There were fewer of our infantry than earlier – four of the men were down, I saw, some dead and some injured.  I tossed aside my empty wands and tugged one of their swords from its death
grip – it seemed too long, clumsy and unwieldy in my hand compared to Master Cormaran’s beautiful mageblade.  It was a thick piece of sharp steel, not an elegant weapon.  I stood at the flanks of the wall and kept the gurvani from passing, and tried to figure out my next move.  As many black furry bodies as there were on the ground, there were still far too many attacking us to consider this a victory, even if the Tree Folk had escaped.
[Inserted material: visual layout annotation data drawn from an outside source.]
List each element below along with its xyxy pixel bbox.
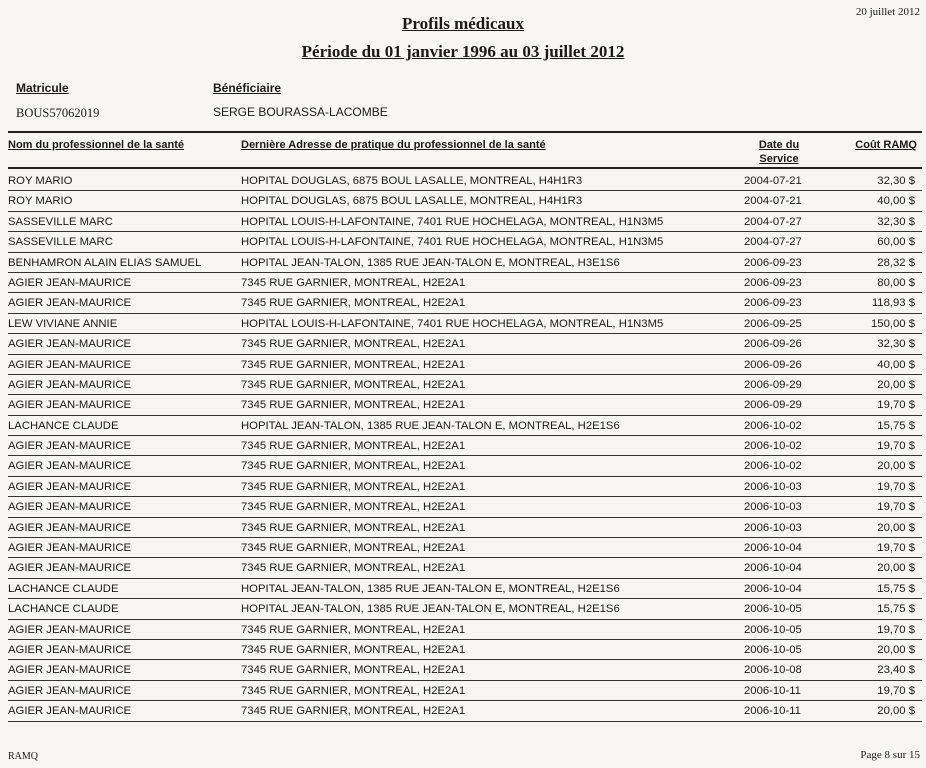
row-address: 7345 RUE GARNIER, MONTREAL, H2E2A1 [241, 501, 466, 514]
row-name: ROY MARIO [8, 175, 73, 187]
table-row [8, 681, 922, 701]
row-name: AGIER JEAN-MAURICE [8, 684, 132, 697]
row-date: 2006-10-04 [744, 582, 802, 595]
matricule-label: Matricule [16, 81, 69, 95]
row-address: 7345 RUE GARNIER, MONTREAL, H2E2A1 [241, 338, 466, 351]
table-row [8, 518, 922, 538]
table-row [8, 293, 922, 313]
row-address: HOPITAL JEAN-TALON, 1385 RUE JEAN-TALON E, MONTREAL, H2E1S6 [241, 419, 620, 432]
row-cost: 19,70 $ [877, 623, 915, 636]
row-date: 2004-07-27 [744, 215, 802, 228]
row-date: 2006-09-26 [744, 338, 802, 351]
row-name: AGIER JEAN-MAURICE [8, 440, 132, 453]
row-address: 7345 RUE GARNIER, MONTREAL, H2E2A1 [241, 643, 466, 656]
row-cost: 19,70 $ [877, 542, 915, 555]
table-row [8, 456, 922, 476]
row-cost: 32,30 $ [877, 175, 915, 187]
row-address: HOPITAL DOUGLAS, 6875 BOUL LASALLE, MONTREAL, H4H1R3 [241, 175, 583, 187]
row-date: 2006-09-25 [744, 317, 802, 330]
row-date: 2006-09-23 [744, 297, 802, 310]
row-address: 7345 RUE GARNIER, MONTREAL, H2E2A1 [241, 480, 466, 493]
row-cost: 20,00 $ [877, 378, 915, 391]
row-name: AGIER JEAN-MAURICE [8, 643, 132, 656]
row-cost: 150,00 $ [871, 317, 915, 330]
row-date: 2006-10-02 [744, 419, 802, 432]
row-name: AGIER JEAN-MAURICE [8, 276, 132, 289]
row-cost: 19,70 $ [877, 399, 915, 412]
table-row [8, 171, 922, 191]
row-cost: 23,40 $ [877, 664, 915, 677]
row-address: 7345 RUE GARNIER, MONTREAL, H2E2A1 [241, 623, 466, 636]
table-body [8, 171, 922, 722]
row-date: 2006-10-02 [744, 440, 802, 453]
period-subtitle: Période du 01 janvier 1996 au 03 juillet 2012 [301, 42, 625, 61]
row-name: LEW VIVIANE ANNIE [8, 317, 118, 330]
row-name: LACHANCE CLAUDE [8, 419, 119, 432]
row-cost: 19,70 $ [877, 440, 915, 453]
table-row [8, 232, 922, 252]
row-name: SASSEVILLE MARC [8, 236, 113, 249]
table-row [8, 660, 922, 680]
row-name: AGIER JEAN-MAURICE [8, 378, 132, 391]
row-name: AGIER JEAN-MAURICE [8, 480, 132, 493]
row-address: 7345 RUE GARNIER, MONTREAL, H2E2A1 [241, 684, 466, 697]
row-address: HOPITAL LOUIS-H-LAFONTAINE, 7401 RUE HOCHELAGA, MONTREAL, H1N3M5 [241, 317, 664, 330]
table-row [8, 273, 922, 293]
row-address: 7345 RUE GARNIER, MONTREAL, H2E2A1 [241, 399, 466, 412]
row-name: AGIER JEAN-MAURICE [8, 399, 132, 412]
table-row [8, 477, 922, 497]
row-address: HOPITAL LOUIS-H-LAFONTAINE, 7401 RUE HOCHELAGA, MONTREAL, H1N3M5 [241, 215, 664, 228]
row-date: 2006-10-05 [744, 643, 802, 656]
table-row [8, 395, 922, 415]
page-title: Profils médicaux [402, 14, 524, 33]
row-cost: 118,93 $ [871, 297, 915, 310]
header-top-rule [8, 131, 922, 133]
row-address: 7345 RUE GARNIER, MONTREAL, H2E2A1 [241, 562, 466, 575]
row-name: AGIER JEAN-MAURICE [8, 664, 132, 677]
row-cost: 20,00 $ [877, 460, 915, 473]
table-row [8, 314, 922, 334]
row-address: 7345 RUE GARNIER, MONTREAL, H2E2A1 [241, 378, 466, 391]
column-header-date-line2: Service [759, 153, 799, 165]
footer-page-number: Page 8 sur 15 [860, 749, 920, 761]
row-cost: 28,32 $ [877, 256, 915, 269]
row-name: AGIER JEAN-MAURICE [8, 358, 132, 371]
row-cost: 19,70 $ [877, 684, 915, 697]
row-name: AGIER JEAN-MAURICE [8, 562, 132, 575]
column-header-address: Dernière Adresse de pratique du professionnel de la santé [241, 139, 546, 151]
row-date: 2006-10-02 [744, 460, 802, 473]
row-address: 7345 RUE GARNIER, MONTREAL, H2E2A1 [241, 664, 466, 677]
row-date: 2006-10-11 [744, 684, 801, 697]
column-header-date [744, 138, 814, 166]
column-header-date-line1: Date du [758, 139, 800, 151]
row-name: AGIER JEAN-MAURICE [8, 460, 132, 473]
print-date: 20 juillet 2012 [855, 6, 920, 18]
row-name: AGIER JEAN-MAURICE [8, 705, 132, 718]
row-date: 2004-07-27 [744, 236, 802, 249]
matricule-value: BOUS57062019 [16, 106, 100, 120]
row-address: HOPITAL JEAN-TALON, 1385 RUE JEAN-TALON E, MONTREAL, H2E1S6 [241, 603, 620, 616]
row-name: AGIER JEAN-MAURICE [8, 521, 132, 534]
row-address: 7345 RUE GARNIER, MONTREAL, H2E2A1 [241, 705, 466, 718]
table-row [8, 640, 922, 660]
row-cost: 32,30 $ [877, 215, 915, 228]
row-date: 2004-07-21 [744, 195, 802, 208]
table-row [8, 599, 922, 619]
row-date: 2006-09-29 [744, 378, 802, 391]
row-name: BENHAMRON ALAIN ELIAS SAMUEL [8, 256, 202, 269]
row-address: 7345 RUE GARNIER, MONTREAL, H2E2A1 [241, 440, 466, 453]
row-name: LACHANCE CLAUDE [8, 603, 119, 616]
table-row [8, 436, 922, 456]
table-row [8, 375, 922, 395]
row-date: 2006-10-03 [744, 521, 802, 534]
row-cost: 20,00 $ [877, 521, 915, 534]
row-cost: 80,00 $ [877, 276, 915, 289]
row-address: 7345 RUE GARNIER, MONTREAL, H2E2A1 [241, 276, 466, 289]
table-row [8, 558, 922, 578]
row-address: 7345 RUE GARNIER, MONTREAL, H2E2A1 [241, 460, 466, 473]
row-cost: 15,75 $ [877, 582, 915, 595]
row-date: 2006-10-05 [744, 623, 802, 636]
table-row [8, 191, 922, 211]
row-address: 7345 RUE GARNIER, MONTREAL, H2E2A1 [241, 521, 466, 534]
row-date: 2006-10-11 [744, 705, 801, 718]
row-name: AGIER JEAN-MAURICE [8, 623, 132, 636]
row-date: 2006-10-03 [744, 480, 802, 493]
row-date: 2006-10-08 [744, 664, 802, 677]
row-address: HOPITAL JEAN-TALON, 1385 RUE JEAN-TALON E, MONTREAL, H3E1S6 [241, 256, 620, 269]
row-cost: 40,00 $ [877, 195, 915, 208]
row-cost: 19,70 $ [877, 480, 915, 493]
row-date: 2006-10-04 [744, 562, 802, 575]
table-row [8, 579, 922, 599]
row-address: HOPITAL LOUIS-H-LAFONTAINE, 7401 RUE HOCHELAGA, MONTREAL, H1N3M5 [241, 236, 664, 249]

“Master!” Rondal shouted as he clumsily kicked one goblin in the face from the other end of the shield wall.  “I have an idea!”

“HAra
VU
!” screamed the insane-looking goblin trying to beat past my guard with his own chipped iron blade.  I kept him from proceeding, but because of the shield man I was behind I couldn’t seem to get a piece of him.

“Just
do it
!” I hollered.  I had no idea what he was thinking about, but I was fresh out of ideas.  There was a flash of light overhead a moment later, one which startled both me and the goblin, but both of us recovered before the other could take advantage.  Another head popped up next to his, and I was able to take him in the throat, but Sir HAraVU or whatever eluded my blade.